The Turkey-Iran border - Ph. D. Bettoni

The Turkey-Iran border - Ph. D. Bettoni

On the borders with Iran and Syria, the Ankara government is building one wall after another in order to reaffirm border control and stop migrants, jihadists, and smugglers. A reportage by our correspondent

12/12/2017 -  Dimitri Bettoni

Reaching the border took several hours by car, leaving the asphalt of the main road for the dirt roads that cut the fields of short grass, where you can see some cows and flocks of sheep, grazing. The bare slopes of the mountains stand out against the clear blue of the sky and the green of the valley. The village is a small mound of dusty houses with peeling walls, the carcass of a van rotting in the mud, piles of manure bricks piled up waiting to be burnt in the stoves, during the next winter.

We park in the yard and a bony dog comes forward, sniffing the air, followed by the intrigued faces of children. They are the youngest children of Rezan*, who appears last, limping. We sit on the lawn behind the house, drinking strong broad-leaf tea. Everyone's gaze runs to the peaks to the east: the border. Beyond the border, Iran. Rezan crossed it hundreds of times – he used to be a smuggler.

Walls on the borders

Along the same border, a little further to the north, Turkey is building a 144-kilometre wall in the provinces of Ağrı, Iğdır, and Van. Much further south, where Syria begins, an identical wall has already been completed: 700 kilometres of concrete, metal nets, cameras, and motion sensors. Works are entrusted to the public body for construction development "Toki". Ankara is determined to reaffirm at all costs control over a border that appears fragile in the midst of the Middle East wars and unrest.

The walls are meant to stop the flows of migrants and the trafficking of human beings; the transit of the Kurdish PKK guerrillas, who have been fighting with the central state for forty years; and the flow of smuggled goods from one village to another.
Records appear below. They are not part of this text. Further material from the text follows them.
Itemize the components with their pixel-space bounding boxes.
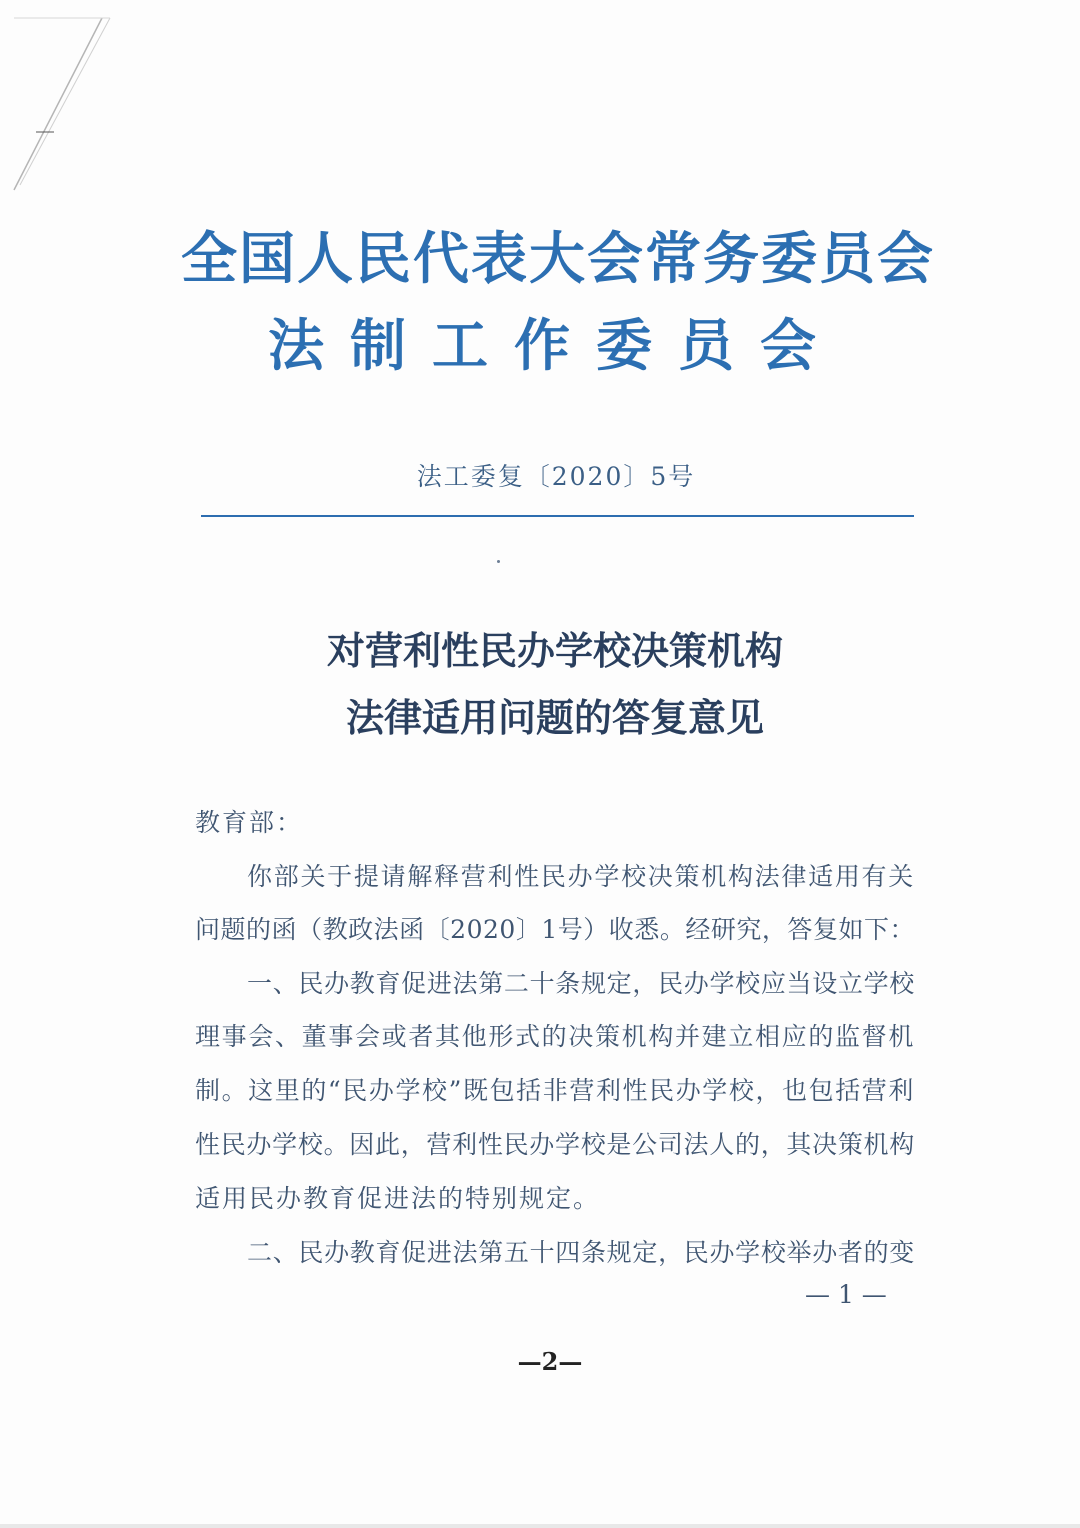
header-divider-rule xyxy=(201,515,914,517)
issuing-organization-line1: 全国人民代表大会常务委员会 xyxy=(181,226,935,292)
inner-page-number: — 1 — xyxy=(805,1280,887,1309)
document-title-line2: 法律适用问题的答复意见 xyxy=(345,695,764,740)
issuing-organization-line2: 法制工作委员会 xyxy=(268,313,842,379)
addressee: 教育部： xyxy=(195,808,304,837)
document-number: 法工委复〔2020〕5号 xyxy=(416,462,696,491)
body-line: 一、民办教育促进法第二十条规定，民办学校应当设立学校 xyxy=(247,969,915,998)
body-line: 你部关于提请解释营利性民办学校决策机构法律适用有关 xyxy=(247,862,915,891)
scan-bottom-edge xyxy=(0,1524,1080,1528)
body-line: 制。这里的“民办学校”既包括非营利性民办学校，也包括营利 xyxy=(195,1076,915,1105)
document-title-line1: 对营利性民办学校决策机构 xyxy=(326,628,783,673)
body-line: 性民办学校。因此，营利性民办学校是公司法人的，其决策机构 xyxy=(195,1130,915,1159)
body-line: 理事会、董事会或者其他形式的决策机构并建立相应的监督机 xyxy=(195,1022,915,1051)
body-line: 适用民办教育促进法的特别规定。 xyxy=(195,1184,601,1213)
outer-page-number: —2— xyxy=(517,1347,583,1376)
folded-corner-mark xyxy=(0,0,120,200)
body-line: 二、民办教育促进法第五十四条规定，民办学校举办者的变 xyxy=(247,1238,915,1267)
scan-speck xyxy=(497,560,500,563)
body-line: 问题的函（教政法函〔2020〕1号）收悉。经研究，答复如下： xyxy=(195,915,915,944)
Newspapers close to the government say that Turkey wants to protect what is also Europe's outer border.

"But paths, villages, and families are more ancient than any border", Rezan comments quietly, once his reticence to speak is won. And he explains that, when a border is traced on the map, it severs centuries-old bonds and makes illegal what was previously natural.

Rezan has no relatives in the Kurdish villages in Iran, but many of the families who live in the village do. Fifty of these families used to live in the village, but life around here has always been tough, the winters harsh. Now, the state's will to clear the region and get people to move to the cities – willingly or not – is adding up.

A smuggler's life

Rezan became a smuggler at the age of 16, walking the 15 kilometres that separate the village from the border almost every day, leading the mules with the reins in his hands. He brought to Iran pistachios and processed skins, came back with cigarettes, sugar, tea, and diesel. He points to the blue stems lined up along the outer wall of the house, the plastic discoloured by time. He says that there was not much of a choice – the land here does not give enough for the many Kurdish families, and to raise animals is not easy. "Also because the soldiers attacked the beasts, by killing or burning".

Rezan tells us that soldiers often came to the village and those nearby, because they knew that almost everyone was involved in smuggling, or because they thought they were going to find someone from the PKK guerrillas. But guerrillas never stopped in the village, as they did not want to endanger the population, knowing that the army would go hard on anyone that helped them.

Several times the soldiers halted Rezan along the paths, often beating him for the three barrels of diesel he carried. Once, he says, they even shot him with a bazooka. The friend who was with him died – he became one of the "martyrs of bread", as the victims of this hard, sometimes ruthless trade are called here. Many smugglers have died like that, sometimes even bombed by airplanes, like in Roboski, when 34 died. Rezan survived, but he was injured in the legs.

He did end up in prison for 15 years, an experience that has left him more than a scar, in the body and in the spirit. Once out, he quit. His eldest children have long been in Istanbul, where they work in the textile industry for 700/800 liras per month (around 150-180 Euros).

The end of a world?

I ask him if he knows about the wall and if indeed – according to him – it will stop smuggling in the region. Rezan thinks that small smuggling has almost disappeared – too many people have left these valleys and no one is willing to take the risk of travelling on the back of a mule anymore. For those who still do, exchanging goods will become an impossible enterprise, and the families living in villages straddling the border will become even more separated. Local newspapers, close to the Kurdish movement, already report discontent and protests.

According to Rezan, however, the real smuggling – that involves millions of liras – uses the trucks shuttling between Istanbul and Tehran, that pass unscathed through the official crossing points thanks to tricks and the corruption of customs guards. A wall will not stop those smugglers. Rezan is convinced that, in the end, the real reason for the wall is the will to divide even more what once was united.